Version status: 0.1.2 beta, used in production Tapestry-exceptionpage has graduated! As part of TAP5-1833, a version of tapestry-exceptionpage has been merged into Tapestry 5.4 core. Use the external dependency only for Tapestry versions before 5.4.

In your Tapestry 5 applications, are you missing the standard error-page/exception-type configuration option specified by the servlet spec? For some rarely occurring exceptions, it’s simpler to just catch them at the outermost layer of your application rather than carry a typed exception through multiple layers of abstractions just so you could show a sensible error message to the user, especially if you can’t do anything more clever about it anyway. Unfortunately Tapestry wraps up all of your exceptions inside a ComponentEventException making the error-page/exception-type configuration in your web.xml useless. The default Tapestry 5 exception page is great for development but typically, you don’t want to show that in production.

The servlet spec, as always, is rather restrictive in regards to error-page configuration. If your email service or an external payment service goes down, you can’t do much more than display an error message to the user, so why would you need to implement separate pages for each exception? Often, it’d be nicer if you could just reuse the page template for any fatal exception and simply display a different error message. Tapestry-exceptionpage allows you to contribute handlers for specific types of exceptions and provide context for rendering the error page for that specific exception.

To use the feature, you need to add the following dependency to your pom.xml:


You can contribute an error page, mapping it to an exception type:

public void contributeExceptionHandler(MappedConfiguration<Class, Class> configuration) {
	configuration.add(SmtpNotRespondingException.class, ServiceFailure.class);

If a simple exception type to page mapping doesn’t do it for you, you can also contribute a custom handler for that particular exception type. An ExceptionHandlerAssistant can contain arbitrarily complex logic for handling a specific exception type and use other Tapestry services. If ExceptionHandlerAssistant.handleRequestException(Throwable exception, List exceptionContext) returns an Object representing an URL the main handler will issue a redirect to that URL. It’s valid to return either a String, a Link or a Class; the last case implies a page class. If the ExceptionHandlerAssistant returns null, it’s assumed that the assistant has independently handled the exception. You can either contribute an instance of an ExceptionHandlerAssistant or a class that implements ExceptionHandlerAssistant. Below, we contribute an instance handling ServiceExceptions:

public void contributeExceptionHandler(OperationQueue operationQueue, MappedConfiguration<Class, Class> configuration) {
	final ExceptionHandlerAssistant assistant = new ExceptionHandlerAssistant() {
    public Object handleRequestException(Throwable exception, List<Object> exceptionContext) throws IOException {
      ServiceException serviceException = (ServiceException)exception;
      if (serviceException.isInterruptedOperationRecoverable()) {
      	return OperationScheduled.class;
      else return ServiceUnavailable.class;
	configuration.add(ServiceException.class, assistant);

You can also specify context for the exception page.
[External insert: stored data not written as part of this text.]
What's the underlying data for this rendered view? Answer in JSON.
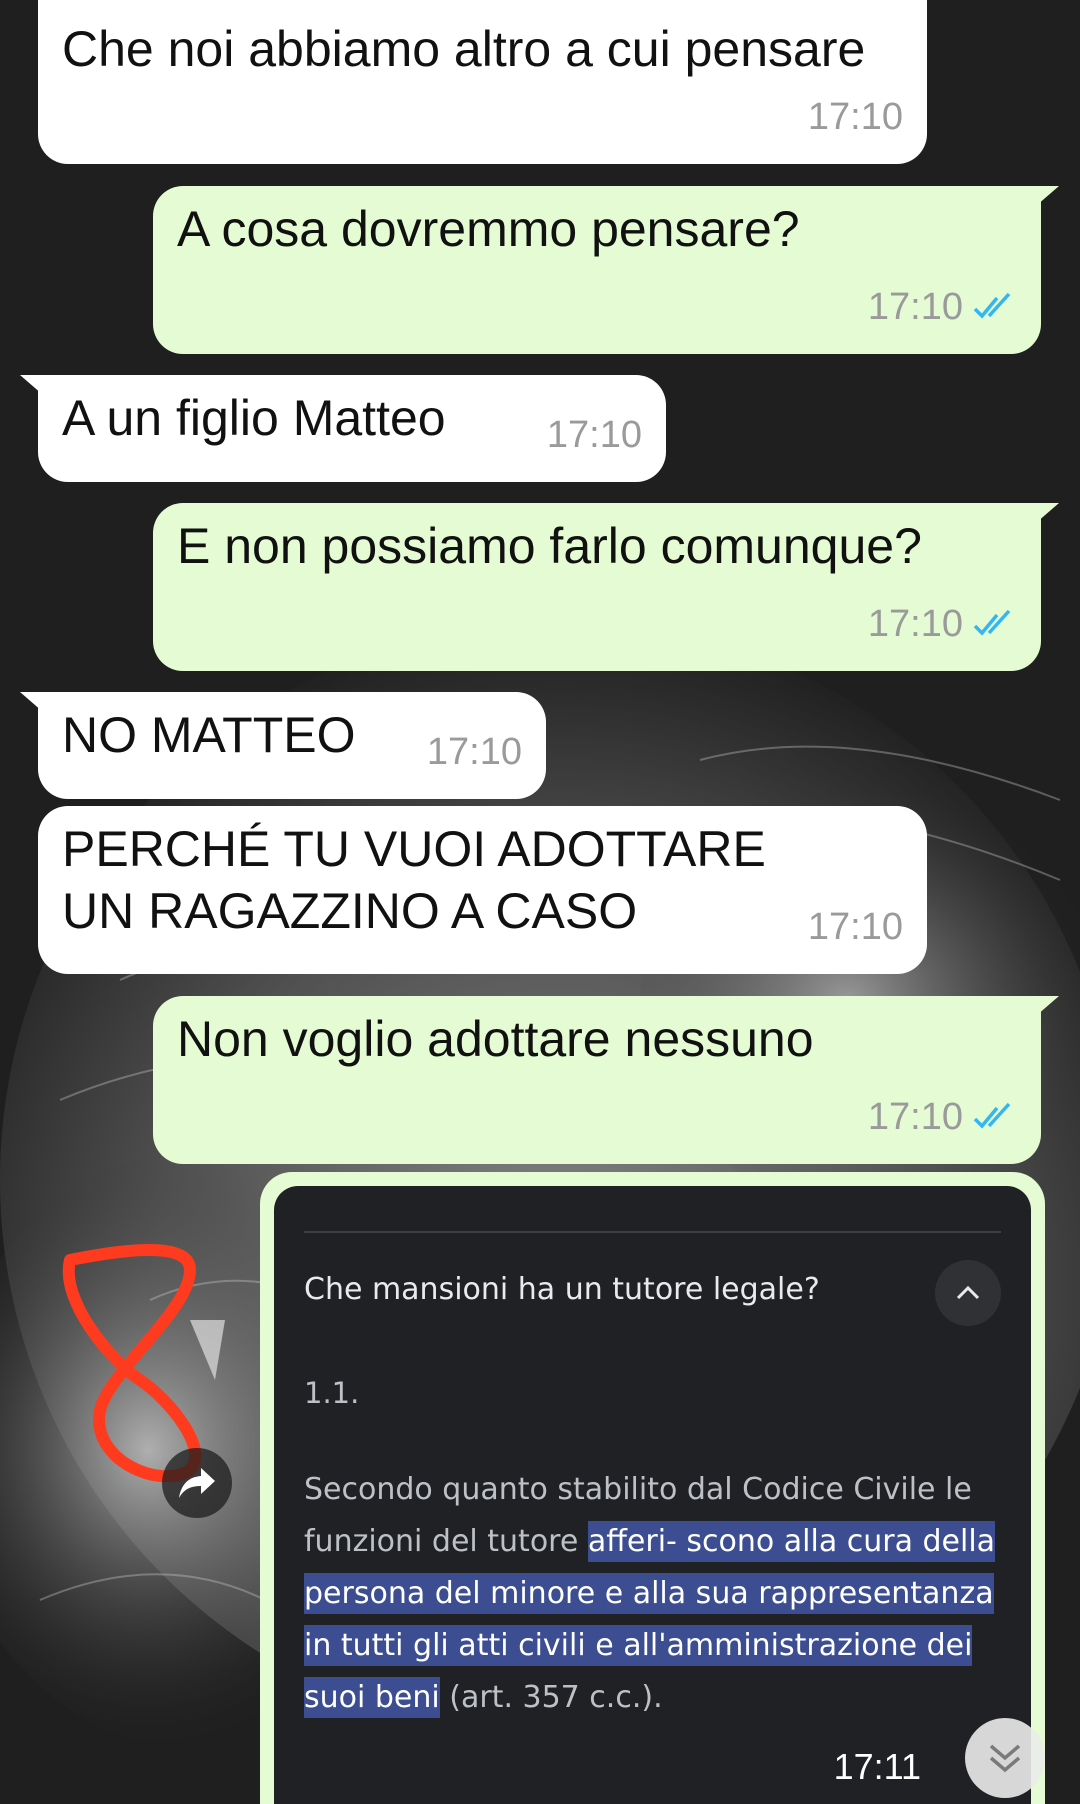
{
  "messages": [
    {
      "text": "Che noi abbiamo altro a cui pensare",
      "time": "17:10"
    },
    {
      "text": "A cosa dovremmo pensare?",
      "time": "17:10"
    },
    {
      "text": "A un figlio Matteo",
      "time": "17:10"
    },
    {
      "text": "E non possiamo farlo comunque?",
      "time": "17:10"
    },
    {
      "text": "NO MATTEO",
      "time": "17:10"
    },
    {
      "text": "PERCHÉ TU VUOI ADOTTARE UN RAGAZZINO A CASO",
      "time": "17:10"
    },
    {
      "text": "Non voglio adottare nessuno",
      "time": "17:10"
    }
  ],
  "image_message": {
    "question": "Che mansioni ha un tutore legale?",
    "number": "1.1.",
    "para_plain": "Secondo quanto stabilito dal Codice Civile le funzioni del tutore ",
    "para_highlight": "afferi- scono alla cura della persona del minore e alla sua rappresentanza in tutti gli atti civili e all'amministrazione dei suoi beni",
    "para_end": " (art. 357 c.c.).",
    "time": "17:11"
  },
  "icons": {
    "read_receipt": "double-check-icon",
    "forward": "forward-icon",
    "collapse": "chevron-up-icon",
    "scroll": "double-chevron-down-icon"
  },
  "colors": {
    "incoming": "#ffffff",
    "outgoing": "#e4fbd3",
    "read_tick": "#34b7f1",
    "highlight": "#3c4e91",
    "annotation": "#ff3b1f"
  }
}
For generic exceptions, the context is taken from the exception class name minus the word “Exception” in case that’s how the class name ends. For example, you have a following class:

public class SmtpNotRespondingException extends RuntimeException {

If an SmtpNotRespondingException is thrown during an action request, user is directed to ServiceFailure page with a String context smtpnotresponding (i.e. to URL /servicefailure/smtpnotresponding). Tapestry-exceptionpage works both for regular action requests and ajax action requests. In the latter case, the module will use Javascript to redirect to the error page. If the exception thrown wasn’t an explicitly specified exception type (i.e. a contributed type), handling is delegated back to the default Tapestry exception handler.

If your custom-handled exception implements the interface ContextAwareException you can fully specify the context for the error page. For example, you could implement a following Exception class:

public class SmtpNotRespondingException extends RuntimeException implements ContextAwareException {
	private Object[] context;

	public EmailServiceException(Object[] context) {
		this.context = context;

	// Defined in ContextAwareException interface
	public Object[] getContext() {
		return context;

This exception handling mechanism can easily be overused. Typically, if you can handle the exception locally, you should. Likewise, you shouldn’t blindly wrap any checked exceptions inside runtime exceptions just to avoid writing try-catch blocks in higher layers. The exceptionpage module is best used for handling serious but rarely occurring exceptions happening in the action request cycle that you cannot otherwise cope with.